The Court's research has not revealed a case in which the imposition of a sua sponte sanction required the application of a stated standard. Sutter, the case that appears to be most frequently cited in this Circuit, reflects no indication that any given standard was observed or required. The validity of the sanction is, quite obviously, not determined by the Court imposing it. It is in every case determined by an appellate court upon an appeal by the party sanctioned. The standard of review is then whether reviewing "all aspects of a District Court's decision to impose sanctions" was an abuse of discretion. Seltzer, 227 F.3d at 39.[1]

The definition of "sua sponte" taken together with the phrase "abuse of discretion" provide the key to the question of standard. Without intending to "make a fortress out of the dictionary," Cabell v. Markham, 148 F.2d 737, 739 (2d Cir.1945) (Learned Hand, J.) "sua sponte" is defined in Black's Law Dictionary as meaning "of one's own accord; voluntarily; without prompting or suggestion, on its own motion," Ballentine's Law Dictionary defines it to mean "upon his own responsibility; on his own motion. An order made by a court without prior motion by either party." The only reported case that research revealed in which the term was explicated is State ex rel. Dunbar v. Ham, 45 Ohio St.2d 112, 341 N.E.2d 594 (1976). The issue there was whether a trial court, upon its own motion and without conducting a hearing, may order a charge of venue. In holding that it could, the Court cited the definition of sua sponte in Black's Law Dictionary equating the term as being synonymous with "on its own motion." The Court then wrote that a rule authorizing a court to change venue upon its own motion "rests discretion in the trial court to itself determine whether a change of venue should be ordered" and in effect, permits the court to take cognizance of facts within its knowledge. Dunbar, 341 N.E.2d at 596. The "standard" then is one of discretion the exercise of which is then reviewed by an appellate court for abuse. The direction to this Court to give Ms. Seltzer notice of the standard by which her conduct will be assessed is then, a direction to advise her that the standard is my discretion which, I would venture to believe, was not intended.

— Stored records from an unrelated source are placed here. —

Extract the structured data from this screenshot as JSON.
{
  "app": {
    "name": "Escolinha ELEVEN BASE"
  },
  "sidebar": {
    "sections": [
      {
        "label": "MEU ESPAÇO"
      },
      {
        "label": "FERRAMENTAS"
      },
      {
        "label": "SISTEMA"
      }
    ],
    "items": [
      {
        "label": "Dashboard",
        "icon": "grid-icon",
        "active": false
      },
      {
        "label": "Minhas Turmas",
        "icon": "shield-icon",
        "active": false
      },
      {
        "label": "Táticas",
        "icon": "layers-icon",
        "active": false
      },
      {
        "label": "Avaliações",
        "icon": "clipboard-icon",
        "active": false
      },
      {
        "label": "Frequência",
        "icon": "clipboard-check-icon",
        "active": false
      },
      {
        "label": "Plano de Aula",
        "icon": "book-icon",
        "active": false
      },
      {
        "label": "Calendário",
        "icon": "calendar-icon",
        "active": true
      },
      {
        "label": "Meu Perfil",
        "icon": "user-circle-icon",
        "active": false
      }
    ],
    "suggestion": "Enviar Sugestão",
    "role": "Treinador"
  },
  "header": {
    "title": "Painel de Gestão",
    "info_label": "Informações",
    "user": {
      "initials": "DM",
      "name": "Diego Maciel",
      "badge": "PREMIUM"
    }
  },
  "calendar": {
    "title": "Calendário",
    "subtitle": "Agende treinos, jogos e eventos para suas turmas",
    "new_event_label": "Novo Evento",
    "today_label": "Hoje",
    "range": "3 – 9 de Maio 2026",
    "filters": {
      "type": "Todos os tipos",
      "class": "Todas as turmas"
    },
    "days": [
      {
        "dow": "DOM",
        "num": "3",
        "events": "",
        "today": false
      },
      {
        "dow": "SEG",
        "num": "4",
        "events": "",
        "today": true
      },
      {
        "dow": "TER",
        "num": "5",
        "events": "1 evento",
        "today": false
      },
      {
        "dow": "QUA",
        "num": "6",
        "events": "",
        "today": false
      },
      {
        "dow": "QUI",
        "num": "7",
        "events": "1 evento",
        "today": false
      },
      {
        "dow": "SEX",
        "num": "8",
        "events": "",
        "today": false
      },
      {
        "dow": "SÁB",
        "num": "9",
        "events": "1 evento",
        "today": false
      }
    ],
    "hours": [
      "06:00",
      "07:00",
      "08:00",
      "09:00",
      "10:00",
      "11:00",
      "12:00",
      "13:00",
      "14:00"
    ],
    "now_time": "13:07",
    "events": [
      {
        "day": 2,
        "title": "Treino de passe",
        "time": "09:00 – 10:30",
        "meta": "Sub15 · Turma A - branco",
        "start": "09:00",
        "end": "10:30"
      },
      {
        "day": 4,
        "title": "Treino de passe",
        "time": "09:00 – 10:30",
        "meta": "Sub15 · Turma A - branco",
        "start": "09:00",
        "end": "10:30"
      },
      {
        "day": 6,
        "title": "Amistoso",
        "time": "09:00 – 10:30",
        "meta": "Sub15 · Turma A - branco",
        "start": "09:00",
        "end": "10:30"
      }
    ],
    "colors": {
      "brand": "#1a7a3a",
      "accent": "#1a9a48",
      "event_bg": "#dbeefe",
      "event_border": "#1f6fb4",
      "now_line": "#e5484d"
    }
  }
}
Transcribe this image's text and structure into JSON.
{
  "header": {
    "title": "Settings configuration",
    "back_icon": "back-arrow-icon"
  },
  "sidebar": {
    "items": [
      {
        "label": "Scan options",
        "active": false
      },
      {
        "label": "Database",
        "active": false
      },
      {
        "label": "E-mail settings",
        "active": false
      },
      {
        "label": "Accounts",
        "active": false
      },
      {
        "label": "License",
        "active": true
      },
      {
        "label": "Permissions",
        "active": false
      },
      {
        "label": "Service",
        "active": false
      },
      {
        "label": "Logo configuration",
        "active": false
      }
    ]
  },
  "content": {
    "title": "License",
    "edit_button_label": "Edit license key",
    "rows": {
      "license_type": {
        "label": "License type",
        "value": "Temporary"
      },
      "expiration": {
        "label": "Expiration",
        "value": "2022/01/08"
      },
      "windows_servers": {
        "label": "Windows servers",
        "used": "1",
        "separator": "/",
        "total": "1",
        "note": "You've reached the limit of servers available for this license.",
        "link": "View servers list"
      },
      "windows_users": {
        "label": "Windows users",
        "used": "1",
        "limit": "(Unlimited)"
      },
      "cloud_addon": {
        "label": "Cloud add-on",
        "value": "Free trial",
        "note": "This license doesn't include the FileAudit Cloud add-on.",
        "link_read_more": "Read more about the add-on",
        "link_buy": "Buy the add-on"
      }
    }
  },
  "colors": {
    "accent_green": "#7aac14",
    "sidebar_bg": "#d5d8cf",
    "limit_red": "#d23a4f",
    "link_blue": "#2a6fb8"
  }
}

This Court was also directed to give Seltzer "an opportunity to be heard on th[e] matter" and a forewarning "of the authority under which sanctions are being considered, and given a chance to defend [herself] against specific charges." Those directions will be addressed in order. An opportunity to be heard on the matter: The relevant portion of the transcript reproduced in the Circuit Court's opinion and set out above, reflects that Ms. Seltzer was given an opportunity to tell the Court why a sanction should not be imposed for the reasons stated and that she did reply. In this regard I would make reference again to Link, supra, which held that absence of notice and a failure to hold a hearing are not necessarily fatal to the validity of a sanction. "The adequacy of notice and hearing respecting proceedings that may affect a party's rights turns, to a considerable extent, on the knowledge which the circumstances show such party may be taken to have of the consequences of his own conduct. The circumstances here were such as to dispense with the necessity of advance notice and hearing." 370 U.S. at 632, 82 S. Ct. 1386. I would respectfully submit that the circumstances here were clearly such as to have notified Ms. Seltzer of the consequences of her conduct and were also such as to make advance notice and hearing unnecessary.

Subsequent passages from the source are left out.